What ultimately pulled me away from atheism was truth. I couldn't get over how truth could ever be considered unreal - and I couldn't get over how easily most moderns made this compromise. No matter how hard I tried -- and I tried, believe me -- I just couldn't get past the inherently foolish and malicious manner in which atheists shrugged off truth with a callous "who cares" or "what difference does it make"?

Bruce Charlton said...

@Frank - I don't know if you have already seen this - but it is a partial account of my conversion published in the Church Times (a Church of England newspaper) which focuses on the science/ truth aspect; its interest is that it was written within the first year of my conversion, when events were fresh.

https://charltonteaching.blogspot.com/2011/07/science-truth-and-revelation.html

En route to Christianity, for (I think) a couple of years, I had a phase of affirming a kind of Platonic transcendentalism (deism) - that truth/ beauty and virtue were really-real.

The trouble was that deism did not provide any reason why I personally should *care* about what was true, why I should make sacrifices for truth (make my life, and career) suboptimal for truth.

And the fact was that this was a burning - almost everyday - issue in my work. There were considerable and increasing pressure forget about what was true, to accept bureaucratic directives and consensus instead of my personal conviction of transcendent truth. To ignore the reality of truth was obviously, increasingly, expedient.
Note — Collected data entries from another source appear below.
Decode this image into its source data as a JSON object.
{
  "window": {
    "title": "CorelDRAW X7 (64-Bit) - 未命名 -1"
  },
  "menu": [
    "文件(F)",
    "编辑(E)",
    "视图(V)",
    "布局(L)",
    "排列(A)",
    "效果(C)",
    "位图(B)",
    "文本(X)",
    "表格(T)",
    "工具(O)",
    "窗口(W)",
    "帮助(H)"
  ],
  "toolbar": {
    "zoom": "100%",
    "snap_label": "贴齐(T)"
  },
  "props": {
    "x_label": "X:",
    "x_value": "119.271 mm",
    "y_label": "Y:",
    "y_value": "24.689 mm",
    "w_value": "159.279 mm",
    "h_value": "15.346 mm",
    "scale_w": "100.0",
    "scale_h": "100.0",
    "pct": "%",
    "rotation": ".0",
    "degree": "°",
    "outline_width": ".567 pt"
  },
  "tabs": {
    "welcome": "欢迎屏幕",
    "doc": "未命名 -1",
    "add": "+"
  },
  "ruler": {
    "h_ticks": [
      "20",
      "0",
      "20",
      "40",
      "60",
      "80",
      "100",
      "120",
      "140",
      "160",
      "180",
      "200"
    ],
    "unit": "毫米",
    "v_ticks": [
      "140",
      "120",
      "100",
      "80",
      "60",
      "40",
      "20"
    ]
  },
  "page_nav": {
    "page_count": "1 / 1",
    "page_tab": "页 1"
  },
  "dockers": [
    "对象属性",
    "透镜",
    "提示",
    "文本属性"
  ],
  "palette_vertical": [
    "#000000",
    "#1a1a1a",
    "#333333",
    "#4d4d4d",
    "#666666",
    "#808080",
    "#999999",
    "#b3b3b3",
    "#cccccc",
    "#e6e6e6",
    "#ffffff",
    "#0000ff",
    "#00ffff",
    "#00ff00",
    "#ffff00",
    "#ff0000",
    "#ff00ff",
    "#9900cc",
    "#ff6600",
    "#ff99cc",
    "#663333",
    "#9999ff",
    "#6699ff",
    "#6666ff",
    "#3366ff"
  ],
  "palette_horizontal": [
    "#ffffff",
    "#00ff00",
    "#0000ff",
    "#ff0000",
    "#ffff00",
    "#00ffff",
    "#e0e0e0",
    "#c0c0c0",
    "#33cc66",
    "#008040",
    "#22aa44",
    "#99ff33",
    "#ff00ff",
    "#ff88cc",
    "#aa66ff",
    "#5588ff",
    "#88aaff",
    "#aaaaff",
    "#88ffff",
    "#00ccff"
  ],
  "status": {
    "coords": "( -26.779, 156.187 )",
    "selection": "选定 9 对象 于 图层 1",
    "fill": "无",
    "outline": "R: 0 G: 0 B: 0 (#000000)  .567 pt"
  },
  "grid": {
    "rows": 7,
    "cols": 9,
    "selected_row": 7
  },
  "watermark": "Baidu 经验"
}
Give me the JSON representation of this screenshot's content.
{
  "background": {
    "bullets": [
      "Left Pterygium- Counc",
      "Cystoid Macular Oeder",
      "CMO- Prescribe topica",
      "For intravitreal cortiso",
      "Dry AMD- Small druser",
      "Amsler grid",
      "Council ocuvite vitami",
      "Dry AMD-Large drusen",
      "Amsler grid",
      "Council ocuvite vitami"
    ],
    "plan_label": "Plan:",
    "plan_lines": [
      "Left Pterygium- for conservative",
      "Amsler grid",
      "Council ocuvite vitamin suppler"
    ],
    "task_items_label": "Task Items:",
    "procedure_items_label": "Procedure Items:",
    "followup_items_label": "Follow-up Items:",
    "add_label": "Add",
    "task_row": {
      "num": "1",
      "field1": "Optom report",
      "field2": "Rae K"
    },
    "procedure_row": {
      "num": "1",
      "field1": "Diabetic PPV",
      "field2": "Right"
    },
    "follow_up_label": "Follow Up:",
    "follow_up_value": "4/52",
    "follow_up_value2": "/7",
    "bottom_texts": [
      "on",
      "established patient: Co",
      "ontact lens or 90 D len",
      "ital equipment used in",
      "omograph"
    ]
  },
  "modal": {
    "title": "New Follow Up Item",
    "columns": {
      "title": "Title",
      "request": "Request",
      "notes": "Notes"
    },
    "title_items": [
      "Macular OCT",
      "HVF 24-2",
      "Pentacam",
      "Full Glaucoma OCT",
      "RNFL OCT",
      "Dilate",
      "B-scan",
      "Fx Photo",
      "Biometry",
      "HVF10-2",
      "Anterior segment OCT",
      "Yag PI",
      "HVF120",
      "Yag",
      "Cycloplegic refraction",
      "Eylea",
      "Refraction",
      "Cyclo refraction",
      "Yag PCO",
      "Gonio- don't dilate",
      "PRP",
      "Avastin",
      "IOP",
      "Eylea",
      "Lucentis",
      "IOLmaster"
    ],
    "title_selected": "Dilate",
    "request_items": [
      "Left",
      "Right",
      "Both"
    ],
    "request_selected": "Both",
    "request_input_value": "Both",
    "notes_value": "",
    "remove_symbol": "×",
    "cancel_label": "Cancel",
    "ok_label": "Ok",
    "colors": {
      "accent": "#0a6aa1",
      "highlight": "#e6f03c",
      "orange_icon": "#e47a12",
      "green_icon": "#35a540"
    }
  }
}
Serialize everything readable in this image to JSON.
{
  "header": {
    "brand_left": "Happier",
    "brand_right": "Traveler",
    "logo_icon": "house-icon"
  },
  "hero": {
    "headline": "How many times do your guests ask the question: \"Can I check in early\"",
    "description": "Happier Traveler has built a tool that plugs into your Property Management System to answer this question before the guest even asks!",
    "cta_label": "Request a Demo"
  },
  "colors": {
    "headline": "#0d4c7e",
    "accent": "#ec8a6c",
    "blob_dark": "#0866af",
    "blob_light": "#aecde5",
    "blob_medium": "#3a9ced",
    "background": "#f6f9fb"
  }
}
And yet I did not want to do the expedient, and I felt there were real reasons why I should care about truth, and pursue it - despite the adverse consequences.

I had similar experiences in relation to morality, as I was continually shocked by the way that my own morality drifted into selfish expediency - I shocked myself at some of the things I was thinking were OK/ morally neutral/ nobody's business but my own.

I saw morality as expedient means towards happiness - ostensibly of 'people' but then why should I care about anybody except myself (and those people who made me happy). This idea, again, shocked and appalled me - yet from the atheist perspective... why not? This is what I mean by atheism made be try to be worse than I even naturally was! To be consistent with my atheist assumptions, I would need to be a lot worse than 'normal' - or esle I was making myself miserable 'for no good reason'.

Indeed, to my atheist way of thinking, to be utterly deluded, even insane! - would make better sense than to be sub-optimally happy or miserable because of truth or morality. This belied was expressed in Samuel Beckett's novel Murphy (whose hero tries to make himself delusionally insane, to become a patient in a madhouse, to be happy), and I found the idea impossible to refute from my assumptions.

agraves said...

The world has become deaf, dumb, and blind. People cannot see God in the world because all they see is themselves, like blind men groping about in the darkness. Most notions of love, morality, caring, etc. are more sentimental than providing an anchor in life. And yet the anchor exists at all times and places and is staring at you when you look in the mirror. It is all really unbelievable.